Now, consider option (B) that is $\dfrac{{[{x^2}]}}{2}\forall x > 0$
To prove that the given option is not correct, we require a counter example, let us say for $x = 3.7$, so we need to determine the integral of the given function and check it with the given option if the answer is correct or not.
As, we have already evaluated that $\int\limits_0^{3.7} {[x]dx} = 5.1$, we only need to substitute the value of $x = 3.7$ in the value of integral given in option (B) $\dfrac{{[{x^2}]}}{2}$
$\dfrac{{[{x^2}]}}{2} = \dfrac{{[{{3.7}^2}]}}{2} = \dfrac{{[13.69]}}{2} = \dfrac{{13}}{2} = 6.5$
Since the value is not the same, option (B) is not correct.
Consider (C), that is $5x - 15$ for $x \in [0,t],t \in (5,6)$,
Consider any arbitrary $t \in (5,6)$. Now we must determine the integral $\int\limits_0^t {[x]dx} $.

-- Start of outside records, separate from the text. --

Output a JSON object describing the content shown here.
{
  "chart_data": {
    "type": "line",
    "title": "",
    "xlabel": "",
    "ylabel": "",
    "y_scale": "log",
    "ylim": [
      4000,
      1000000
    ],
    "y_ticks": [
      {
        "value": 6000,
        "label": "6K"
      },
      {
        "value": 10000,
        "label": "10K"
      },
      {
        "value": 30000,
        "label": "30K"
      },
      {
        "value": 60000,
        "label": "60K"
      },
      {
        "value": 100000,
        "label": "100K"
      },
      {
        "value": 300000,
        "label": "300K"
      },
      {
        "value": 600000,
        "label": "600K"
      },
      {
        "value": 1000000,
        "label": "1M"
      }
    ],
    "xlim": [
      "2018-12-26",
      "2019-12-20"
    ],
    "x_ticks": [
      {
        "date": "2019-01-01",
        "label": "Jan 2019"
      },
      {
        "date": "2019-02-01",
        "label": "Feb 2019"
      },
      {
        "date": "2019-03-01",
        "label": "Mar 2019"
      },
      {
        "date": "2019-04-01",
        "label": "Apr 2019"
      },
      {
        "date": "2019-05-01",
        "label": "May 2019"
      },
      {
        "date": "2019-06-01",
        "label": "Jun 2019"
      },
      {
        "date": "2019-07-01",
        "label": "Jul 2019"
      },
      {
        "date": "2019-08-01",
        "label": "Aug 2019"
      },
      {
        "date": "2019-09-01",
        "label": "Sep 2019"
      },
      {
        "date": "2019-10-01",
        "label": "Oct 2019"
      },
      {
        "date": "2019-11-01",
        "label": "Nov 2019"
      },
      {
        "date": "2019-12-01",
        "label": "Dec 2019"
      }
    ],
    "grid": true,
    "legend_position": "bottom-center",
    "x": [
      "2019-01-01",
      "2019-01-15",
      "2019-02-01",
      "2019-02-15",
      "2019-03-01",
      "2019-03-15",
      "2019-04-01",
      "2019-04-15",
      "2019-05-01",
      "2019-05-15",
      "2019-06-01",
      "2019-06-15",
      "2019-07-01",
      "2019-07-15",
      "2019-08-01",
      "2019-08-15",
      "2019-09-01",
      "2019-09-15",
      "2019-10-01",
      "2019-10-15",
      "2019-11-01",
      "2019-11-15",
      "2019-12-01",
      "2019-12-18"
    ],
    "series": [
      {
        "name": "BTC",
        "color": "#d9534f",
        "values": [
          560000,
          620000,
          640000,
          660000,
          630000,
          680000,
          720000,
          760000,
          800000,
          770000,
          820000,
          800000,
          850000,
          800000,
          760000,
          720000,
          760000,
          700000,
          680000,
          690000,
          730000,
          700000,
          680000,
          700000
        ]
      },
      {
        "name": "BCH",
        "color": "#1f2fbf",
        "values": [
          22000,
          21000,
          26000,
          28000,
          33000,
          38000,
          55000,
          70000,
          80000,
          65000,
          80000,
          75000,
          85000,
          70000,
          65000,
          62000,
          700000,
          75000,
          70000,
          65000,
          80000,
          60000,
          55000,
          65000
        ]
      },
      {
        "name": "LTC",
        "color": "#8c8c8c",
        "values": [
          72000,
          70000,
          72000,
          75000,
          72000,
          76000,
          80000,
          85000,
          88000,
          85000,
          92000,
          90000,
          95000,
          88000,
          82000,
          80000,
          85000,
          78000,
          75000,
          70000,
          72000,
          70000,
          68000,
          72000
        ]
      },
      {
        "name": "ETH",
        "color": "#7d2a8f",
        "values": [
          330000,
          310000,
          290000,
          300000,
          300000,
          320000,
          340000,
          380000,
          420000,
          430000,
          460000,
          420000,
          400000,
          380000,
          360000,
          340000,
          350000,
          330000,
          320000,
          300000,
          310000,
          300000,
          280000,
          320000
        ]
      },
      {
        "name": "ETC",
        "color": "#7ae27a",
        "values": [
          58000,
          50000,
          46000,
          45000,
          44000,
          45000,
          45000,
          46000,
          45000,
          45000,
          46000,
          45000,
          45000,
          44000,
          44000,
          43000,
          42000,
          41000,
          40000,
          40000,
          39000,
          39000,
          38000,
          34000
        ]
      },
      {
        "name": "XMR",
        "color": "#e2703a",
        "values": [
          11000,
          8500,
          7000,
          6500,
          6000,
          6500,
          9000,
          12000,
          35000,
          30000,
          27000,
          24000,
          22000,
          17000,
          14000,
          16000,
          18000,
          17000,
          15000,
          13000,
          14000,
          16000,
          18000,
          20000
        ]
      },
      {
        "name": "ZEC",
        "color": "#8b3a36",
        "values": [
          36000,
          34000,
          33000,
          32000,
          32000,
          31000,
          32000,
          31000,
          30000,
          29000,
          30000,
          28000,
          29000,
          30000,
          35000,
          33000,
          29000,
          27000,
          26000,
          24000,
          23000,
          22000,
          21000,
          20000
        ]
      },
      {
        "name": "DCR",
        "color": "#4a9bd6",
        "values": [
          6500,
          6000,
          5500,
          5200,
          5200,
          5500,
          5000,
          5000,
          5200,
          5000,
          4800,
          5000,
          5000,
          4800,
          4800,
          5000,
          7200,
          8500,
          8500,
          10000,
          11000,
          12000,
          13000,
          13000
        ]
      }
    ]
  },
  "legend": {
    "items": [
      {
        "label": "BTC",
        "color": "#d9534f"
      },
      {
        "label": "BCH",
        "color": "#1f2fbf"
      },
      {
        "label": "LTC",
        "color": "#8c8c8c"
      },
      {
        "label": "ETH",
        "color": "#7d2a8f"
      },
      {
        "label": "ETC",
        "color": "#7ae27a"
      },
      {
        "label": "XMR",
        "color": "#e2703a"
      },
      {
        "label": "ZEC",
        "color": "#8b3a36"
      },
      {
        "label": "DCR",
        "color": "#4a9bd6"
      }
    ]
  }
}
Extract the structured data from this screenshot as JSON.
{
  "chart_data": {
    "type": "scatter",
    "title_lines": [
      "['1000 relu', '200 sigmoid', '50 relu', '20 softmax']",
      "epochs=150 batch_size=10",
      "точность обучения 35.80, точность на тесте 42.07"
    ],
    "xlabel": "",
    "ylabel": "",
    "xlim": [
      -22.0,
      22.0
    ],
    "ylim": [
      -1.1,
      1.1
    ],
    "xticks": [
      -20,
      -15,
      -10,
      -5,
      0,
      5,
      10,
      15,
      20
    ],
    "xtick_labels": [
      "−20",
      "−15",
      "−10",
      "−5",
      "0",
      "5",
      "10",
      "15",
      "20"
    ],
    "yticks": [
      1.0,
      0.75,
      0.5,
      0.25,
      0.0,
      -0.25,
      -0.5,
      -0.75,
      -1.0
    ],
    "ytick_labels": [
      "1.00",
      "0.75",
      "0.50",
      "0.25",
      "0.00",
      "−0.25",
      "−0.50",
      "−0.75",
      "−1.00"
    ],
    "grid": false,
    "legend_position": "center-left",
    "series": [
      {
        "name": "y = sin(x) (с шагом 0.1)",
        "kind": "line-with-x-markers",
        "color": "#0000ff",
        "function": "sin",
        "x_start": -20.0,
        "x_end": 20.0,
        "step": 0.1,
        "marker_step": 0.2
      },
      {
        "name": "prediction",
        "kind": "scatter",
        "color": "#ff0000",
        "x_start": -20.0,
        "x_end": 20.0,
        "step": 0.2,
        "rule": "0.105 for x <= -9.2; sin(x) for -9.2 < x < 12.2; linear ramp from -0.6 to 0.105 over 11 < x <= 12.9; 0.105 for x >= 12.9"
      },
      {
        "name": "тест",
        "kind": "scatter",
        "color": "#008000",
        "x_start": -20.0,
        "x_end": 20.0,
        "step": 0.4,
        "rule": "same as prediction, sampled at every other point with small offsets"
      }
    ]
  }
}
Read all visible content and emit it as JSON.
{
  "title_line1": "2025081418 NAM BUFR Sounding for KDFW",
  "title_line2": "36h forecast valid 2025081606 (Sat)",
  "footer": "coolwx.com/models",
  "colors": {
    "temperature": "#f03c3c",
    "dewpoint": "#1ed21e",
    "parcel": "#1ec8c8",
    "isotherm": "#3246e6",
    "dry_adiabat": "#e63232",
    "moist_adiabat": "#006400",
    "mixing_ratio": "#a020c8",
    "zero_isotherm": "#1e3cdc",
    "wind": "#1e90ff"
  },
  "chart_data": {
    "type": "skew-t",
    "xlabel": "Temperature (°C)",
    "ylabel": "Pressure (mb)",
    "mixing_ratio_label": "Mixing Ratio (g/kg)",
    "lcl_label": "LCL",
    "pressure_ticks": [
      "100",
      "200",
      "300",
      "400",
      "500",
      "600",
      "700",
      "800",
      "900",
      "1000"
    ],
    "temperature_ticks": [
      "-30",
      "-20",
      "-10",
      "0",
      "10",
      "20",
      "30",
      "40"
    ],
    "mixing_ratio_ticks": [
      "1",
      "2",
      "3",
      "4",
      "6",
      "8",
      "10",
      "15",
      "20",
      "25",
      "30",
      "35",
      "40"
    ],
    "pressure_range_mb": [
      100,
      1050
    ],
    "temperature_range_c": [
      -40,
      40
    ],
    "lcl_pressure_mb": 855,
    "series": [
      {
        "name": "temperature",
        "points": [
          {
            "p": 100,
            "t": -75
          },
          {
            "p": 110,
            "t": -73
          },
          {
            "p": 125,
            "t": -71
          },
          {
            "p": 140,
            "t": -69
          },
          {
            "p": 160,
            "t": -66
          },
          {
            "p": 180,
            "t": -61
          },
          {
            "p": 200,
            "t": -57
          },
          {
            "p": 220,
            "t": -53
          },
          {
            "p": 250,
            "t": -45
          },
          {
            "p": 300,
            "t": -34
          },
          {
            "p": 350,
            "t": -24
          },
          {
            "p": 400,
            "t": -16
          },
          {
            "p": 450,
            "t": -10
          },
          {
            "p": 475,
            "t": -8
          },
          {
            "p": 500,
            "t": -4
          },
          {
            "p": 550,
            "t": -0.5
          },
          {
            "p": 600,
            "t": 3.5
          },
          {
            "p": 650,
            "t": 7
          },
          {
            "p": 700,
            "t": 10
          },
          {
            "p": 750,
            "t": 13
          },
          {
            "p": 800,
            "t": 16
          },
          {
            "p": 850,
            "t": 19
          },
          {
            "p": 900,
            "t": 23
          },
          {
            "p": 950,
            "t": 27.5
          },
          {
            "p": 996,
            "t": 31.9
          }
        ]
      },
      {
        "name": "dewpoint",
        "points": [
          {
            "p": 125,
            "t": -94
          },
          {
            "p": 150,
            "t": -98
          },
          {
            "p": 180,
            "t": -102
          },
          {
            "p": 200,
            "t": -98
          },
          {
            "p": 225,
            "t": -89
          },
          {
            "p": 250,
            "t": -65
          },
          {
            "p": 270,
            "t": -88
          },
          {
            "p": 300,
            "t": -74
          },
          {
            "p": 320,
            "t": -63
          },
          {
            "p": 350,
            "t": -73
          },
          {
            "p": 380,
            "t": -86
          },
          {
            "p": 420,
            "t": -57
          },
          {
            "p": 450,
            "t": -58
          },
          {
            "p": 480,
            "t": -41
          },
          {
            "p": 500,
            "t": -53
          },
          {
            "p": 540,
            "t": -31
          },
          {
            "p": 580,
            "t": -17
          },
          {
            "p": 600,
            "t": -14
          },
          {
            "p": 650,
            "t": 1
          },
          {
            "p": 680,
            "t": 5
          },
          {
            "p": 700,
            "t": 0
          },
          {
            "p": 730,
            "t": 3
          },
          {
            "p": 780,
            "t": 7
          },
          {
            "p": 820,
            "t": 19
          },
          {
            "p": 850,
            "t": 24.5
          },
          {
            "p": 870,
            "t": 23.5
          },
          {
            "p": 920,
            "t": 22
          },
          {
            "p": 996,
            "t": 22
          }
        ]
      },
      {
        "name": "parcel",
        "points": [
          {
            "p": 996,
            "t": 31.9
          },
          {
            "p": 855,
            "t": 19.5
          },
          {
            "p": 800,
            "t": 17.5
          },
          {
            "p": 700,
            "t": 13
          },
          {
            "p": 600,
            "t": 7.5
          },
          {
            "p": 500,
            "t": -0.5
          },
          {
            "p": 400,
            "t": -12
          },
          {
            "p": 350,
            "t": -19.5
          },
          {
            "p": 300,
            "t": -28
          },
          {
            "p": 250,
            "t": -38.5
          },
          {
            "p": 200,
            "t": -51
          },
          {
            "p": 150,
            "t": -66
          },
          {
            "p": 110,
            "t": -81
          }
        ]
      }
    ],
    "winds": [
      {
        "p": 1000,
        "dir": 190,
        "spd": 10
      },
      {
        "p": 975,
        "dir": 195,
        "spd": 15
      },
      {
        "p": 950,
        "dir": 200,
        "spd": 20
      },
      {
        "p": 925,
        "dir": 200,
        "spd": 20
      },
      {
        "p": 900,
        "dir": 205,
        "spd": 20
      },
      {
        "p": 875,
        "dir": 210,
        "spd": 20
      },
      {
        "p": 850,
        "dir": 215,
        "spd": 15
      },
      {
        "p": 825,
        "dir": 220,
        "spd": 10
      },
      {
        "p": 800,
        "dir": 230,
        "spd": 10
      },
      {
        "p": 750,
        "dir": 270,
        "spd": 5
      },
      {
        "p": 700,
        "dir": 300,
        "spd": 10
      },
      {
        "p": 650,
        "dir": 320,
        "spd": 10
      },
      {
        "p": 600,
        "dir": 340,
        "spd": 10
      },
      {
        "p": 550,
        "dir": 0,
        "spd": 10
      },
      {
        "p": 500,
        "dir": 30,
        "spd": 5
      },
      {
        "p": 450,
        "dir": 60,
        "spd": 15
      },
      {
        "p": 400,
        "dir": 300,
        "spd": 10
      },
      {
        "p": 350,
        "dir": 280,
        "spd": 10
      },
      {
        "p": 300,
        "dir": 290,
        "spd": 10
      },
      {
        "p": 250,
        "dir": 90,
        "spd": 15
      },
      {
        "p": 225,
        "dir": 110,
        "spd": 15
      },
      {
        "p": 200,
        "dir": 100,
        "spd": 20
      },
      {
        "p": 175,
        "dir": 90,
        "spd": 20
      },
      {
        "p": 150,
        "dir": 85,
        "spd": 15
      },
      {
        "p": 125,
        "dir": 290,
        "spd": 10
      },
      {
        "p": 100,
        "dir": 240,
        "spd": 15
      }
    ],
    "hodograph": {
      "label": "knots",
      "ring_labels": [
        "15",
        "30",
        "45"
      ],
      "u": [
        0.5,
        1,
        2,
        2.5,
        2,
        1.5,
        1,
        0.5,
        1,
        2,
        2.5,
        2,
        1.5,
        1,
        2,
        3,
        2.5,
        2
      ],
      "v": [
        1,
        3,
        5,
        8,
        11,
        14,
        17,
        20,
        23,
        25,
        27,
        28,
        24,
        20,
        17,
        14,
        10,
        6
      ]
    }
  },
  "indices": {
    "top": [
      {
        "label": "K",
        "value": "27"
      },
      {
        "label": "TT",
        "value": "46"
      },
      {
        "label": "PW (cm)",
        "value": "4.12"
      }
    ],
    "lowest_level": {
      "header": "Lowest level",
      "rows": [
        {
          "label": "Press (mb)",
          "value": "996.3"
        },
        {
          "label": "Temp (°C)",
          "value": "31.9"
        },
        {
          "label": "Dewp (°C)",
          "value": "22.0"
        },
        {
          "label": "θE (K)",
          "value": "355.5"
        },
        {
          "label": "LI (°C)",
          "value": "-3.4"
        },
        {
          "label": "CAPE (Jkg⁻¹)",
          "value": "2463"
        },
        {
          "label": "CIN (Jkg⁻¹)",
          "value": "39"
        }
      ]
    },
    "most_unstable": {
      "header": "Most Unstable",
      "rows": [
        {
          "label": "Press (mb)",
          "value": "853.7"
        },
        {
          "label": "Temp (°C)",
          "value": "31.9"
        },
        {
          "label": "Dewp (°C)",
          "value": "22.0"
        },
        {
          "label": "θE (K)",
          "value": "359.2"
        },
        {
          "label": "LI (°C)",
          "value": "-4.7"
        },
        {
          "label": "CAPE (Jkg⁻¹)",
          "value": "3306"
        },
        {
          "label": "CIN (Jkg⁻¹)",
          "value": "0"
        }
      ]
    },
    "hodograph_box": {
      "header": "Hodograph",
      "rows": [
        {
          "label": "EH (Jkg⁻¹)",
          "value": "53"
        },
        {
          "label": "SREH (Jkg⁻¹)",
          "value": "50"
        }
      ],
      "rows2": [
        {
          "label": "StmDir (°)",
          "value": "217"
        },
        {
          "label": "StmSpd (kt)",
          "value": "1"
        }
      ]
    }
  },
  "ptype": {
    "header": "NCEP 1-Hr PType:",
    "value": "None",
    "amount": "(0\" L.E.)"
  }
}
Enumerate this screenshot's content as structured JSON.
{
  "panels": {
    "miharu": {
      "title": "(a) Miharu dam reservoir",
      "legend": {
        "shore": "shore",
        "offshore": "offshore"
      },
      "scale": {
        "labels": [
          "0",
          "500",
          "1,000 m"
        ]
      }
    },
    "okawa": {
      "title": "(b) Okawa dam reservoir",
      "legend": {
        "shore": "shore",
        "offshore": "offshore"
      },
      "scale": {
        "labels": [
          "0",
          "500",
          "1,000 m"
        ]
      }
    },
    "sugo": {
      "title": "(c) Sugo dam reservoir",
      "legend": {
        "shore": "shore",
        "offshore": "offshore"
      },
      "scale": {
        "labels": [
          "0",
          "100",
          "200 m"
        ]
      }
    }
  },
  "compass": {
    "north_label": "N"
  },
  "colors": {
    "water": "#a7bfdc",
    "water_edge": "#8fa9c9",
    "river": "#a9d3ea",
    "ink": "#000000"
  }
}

Break the integral into continuous parts,
$\int\limits_0^t {[x]dx} = \int\limits_0^1 {0dx} + \int\limits_1^2 {1dx} + \int\limits_2^3 {2dx} + \int\limits_3^4 {3dx} + \int\limits_4^5 {4dx} + \int\limits_5^t {5dx} $
Now, evaluate the other integral
$\int\limits_0^t {[x]dx} = [0]_0^1 + [1]_1^2 + [2]_2^3 + [3]_3^4 + [4]_4^5 + [5]_5^t$
$\int\limits_0^t {[x]dx} = 0(1 - 0) + 1(2 - 1) + 2(3 - 2) + 3(4 - 3) + 4(5 - 4) + 5(t - 5)$
$\int\limits_0^t {[x]dx} = 0 + 1 + 2 + 3 + 4 + 5t - 25$
$\int\limits_0^t {[x]dx} = 5t - 15$
The value of the integral is $5x - 15$ for $x \in [0,t],t \in (5,6)$.
So, option (C) is the correct.

Note:The greatest integer function is also known as the step function or floor function. The greatest integer function goes up to the nearest integer that is less than or equal to the provided number. The biggest integer function has R as its domain and $\mathbb{Z}$ as its range.